Charles Ray
For almost fifty years Charles Ray has been making art that engages the mind and the eye. His earliest works often included his own performing body. More recently he has focused on his work’s relationship to the long history of sculpture. This can be seen not only in his engagement with the fundamental elements of the medium — space, mass, texture — but also in his adoption of historical themes, including the equestrian portrait, the reclining nude, and the relief. At the same time, Ray’s works are firmly embedded in their time and place, with subject matter and techniques finely attuned to our historical moment.
Ray has devoted most of the past decade to creating sculptures of figures, animals, and inanimate objects, often carved from solid blocks of stainless steel or other metals in a state-of-the-art process that combines skilled handwork with industrial technology. He works slowly, often spending years studying his subjects and sculpting different versions at various scales. His attention to detail is meticulous, the faintness or sharpness of each part carefully calibrated to guide the viewer’s attention around the work as a whole.
Charles Ray (b. 1953) grew up in Chicago and moved to Los Angeles in 1981, where he currently lives and works.

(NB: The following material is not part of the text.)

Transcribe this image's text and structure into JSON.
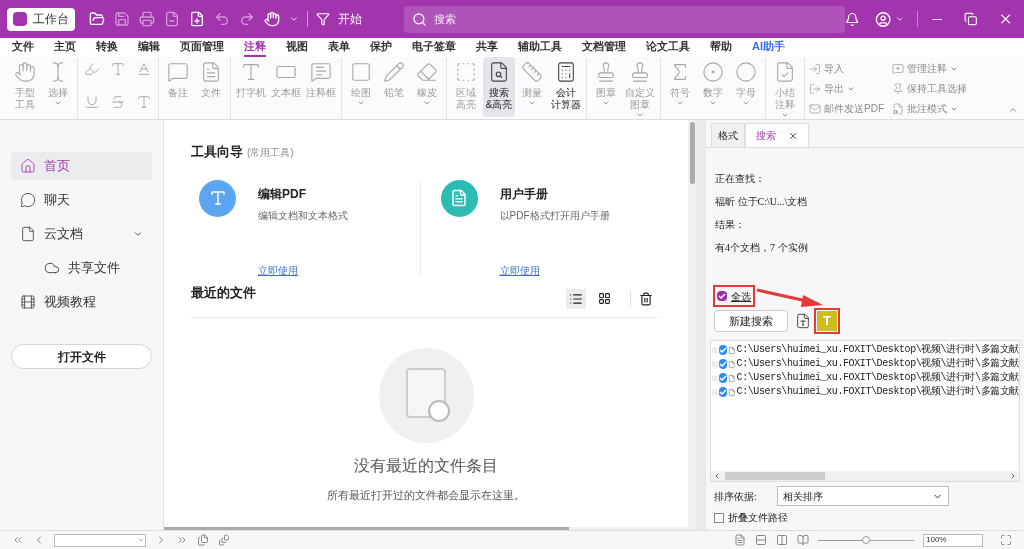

His art has been featured in Documenta, three Venice Biennales, and six Whitney Biennials, and his sculptures have been the subject of five retrospectives. The first was organized in 1998 by the Museum of Contemporary Art in Los Angeles and traveled to the Whitney Museum of American Art in New York, and the Museum of Contemporary Art in Chicago. The second was from 2014 to 2015 at the Kunstmuseum Basel and the Art Institute of Chicago. In 2022, a solo presentation opened at The Metropolitan Museum of Art in New York as well as simultaneous solo exhibitions at the Centre Pompidou and Bourse de Commerce in Paris.